Drinks would not be served without food, Nelson said.

If young people got out of line, Lessie Nelson would tell them, then tell their parents.

"But it doesn't mean anything now," Reddin said. "The parks will be full of kids by noon, none of them with a job, and their parents don't care."

Teen-agers who cause problems now don't come from families she knows, Reddin said. The troublemakers are from out of town, she believes.

Signs that Nelson had placed over the bar forbidding cursing, "mooching," or sitting with your back to the bar would be laughed at now, Reddin said.

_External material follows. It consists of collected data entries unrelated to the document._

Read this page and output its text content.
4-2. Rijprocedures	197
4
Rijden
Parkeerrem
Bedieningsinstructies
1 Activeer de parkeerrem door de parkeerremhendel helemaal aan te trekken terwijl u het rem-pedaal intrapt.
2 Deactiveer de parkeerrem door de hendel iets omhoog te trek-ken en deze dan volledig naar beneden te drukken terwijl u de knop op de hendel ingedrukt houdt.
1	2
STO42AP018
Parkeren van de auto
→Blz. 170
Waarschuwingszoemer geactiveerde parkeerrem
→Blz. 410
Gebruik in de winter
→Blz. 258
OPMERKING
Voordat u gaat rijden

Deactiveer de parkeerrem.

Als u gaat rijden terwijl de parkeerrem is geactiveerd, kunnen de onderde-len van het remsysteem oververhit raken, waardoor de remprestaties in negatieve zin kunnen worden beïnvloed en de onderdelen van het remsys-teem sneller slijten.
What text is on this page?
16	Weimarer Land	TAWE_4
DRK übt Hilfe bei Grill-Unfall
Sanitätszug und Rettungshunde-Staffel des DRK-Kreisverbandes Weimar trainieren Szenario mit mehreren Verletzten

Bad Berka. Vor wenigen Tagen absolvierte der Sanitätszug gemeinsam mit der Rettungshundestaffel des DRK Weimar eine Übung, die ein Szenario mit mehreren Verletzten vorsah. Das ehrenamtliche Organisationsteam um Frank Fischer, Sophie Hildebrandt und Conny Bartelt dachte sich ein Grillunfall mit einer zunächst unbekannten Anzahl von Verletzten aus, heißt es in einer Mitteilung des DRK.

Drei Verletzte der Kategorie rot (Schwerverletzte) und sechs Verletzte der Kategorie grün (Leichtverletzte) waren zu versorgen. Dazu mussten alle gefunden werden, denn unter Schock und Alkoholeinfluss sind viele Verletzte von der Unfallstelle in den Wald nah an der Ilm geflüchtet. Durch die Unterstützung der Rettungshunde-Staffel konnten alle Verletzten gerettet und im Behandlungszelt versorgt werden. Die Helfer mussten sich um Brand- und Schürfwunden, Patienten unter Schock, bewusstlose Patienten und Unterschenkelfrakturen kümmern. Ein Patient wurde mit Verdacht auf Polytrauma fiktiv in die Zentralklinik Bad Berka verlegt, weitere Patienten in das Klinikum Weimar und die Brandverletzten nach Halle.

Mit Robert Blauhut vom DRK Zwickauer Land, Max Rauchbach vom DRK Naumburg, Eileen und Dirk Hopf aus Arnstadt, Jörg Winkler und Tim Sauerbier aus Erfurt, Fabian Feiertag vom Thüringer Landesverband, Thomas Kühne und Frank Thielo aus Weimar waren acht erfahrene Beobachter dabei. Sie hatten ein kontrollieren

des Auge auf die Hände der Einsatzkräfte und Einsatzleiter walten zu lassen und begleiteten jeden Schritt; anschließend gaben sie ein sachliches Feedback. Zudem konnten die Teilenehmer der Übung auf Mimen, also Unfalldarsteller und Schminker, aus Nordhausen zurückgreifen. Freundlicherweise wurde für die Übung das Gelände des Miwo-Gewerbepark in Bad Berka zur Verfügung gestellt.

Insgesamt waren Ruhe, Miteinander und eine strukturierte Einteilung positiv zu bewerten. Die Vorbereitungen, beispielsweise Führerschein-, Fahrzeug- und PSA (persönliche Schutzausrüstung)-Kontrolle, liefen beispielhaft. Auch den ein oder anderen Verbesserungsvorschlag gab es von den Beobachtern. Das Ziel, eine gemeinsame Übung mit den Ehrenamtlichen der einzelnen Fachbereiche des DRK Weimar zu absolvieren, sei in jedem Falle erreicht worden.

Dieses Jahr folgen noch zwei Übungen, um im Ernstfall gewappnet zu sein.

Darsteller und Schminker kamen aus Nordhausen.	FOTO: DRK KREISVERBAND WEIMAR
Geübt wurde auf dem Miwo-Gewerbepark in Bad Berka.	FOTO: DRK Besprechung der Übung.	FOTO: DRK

The People's Cafe had live music, and Lessie Nelson organized "teen town," an evening in the cafe for teen-agers only. It was her mother's way of allowing everyone to have a good time with their peers, Reddin said.

But the music could not get too lively, or Lessie Nelson would let bands know.

"If a band would come in and get too loud, she'd tell them to quiet down because of the neighbors," Reddin said.

A photo in Nelson's home shows the People's Cafe owner standing in front of his building years ago. A white wire fence encircles grass next to the cafe's sidewalk. Back then it was enough to keep people off the grass, Nelson said.

Now, before he drives to work, Nelson starts many mornings picking up trash in front of his house. He has moved his bedroom to the back of his house to escape the loud music.

"It's just boom, boom, boom," Nelson said.

Reddin is not in favor of closing the Taste, as her brother in Chicago wants. But she agrees a change has to come.

Nelson has been approached by some since he sold the People's Cafe, asking him to buy it back, he said.

"Old timers would like a place to go and sit like they used to," Reddin said.

But Nelson said his time is past.

"It was a nice place," he said. "But not now."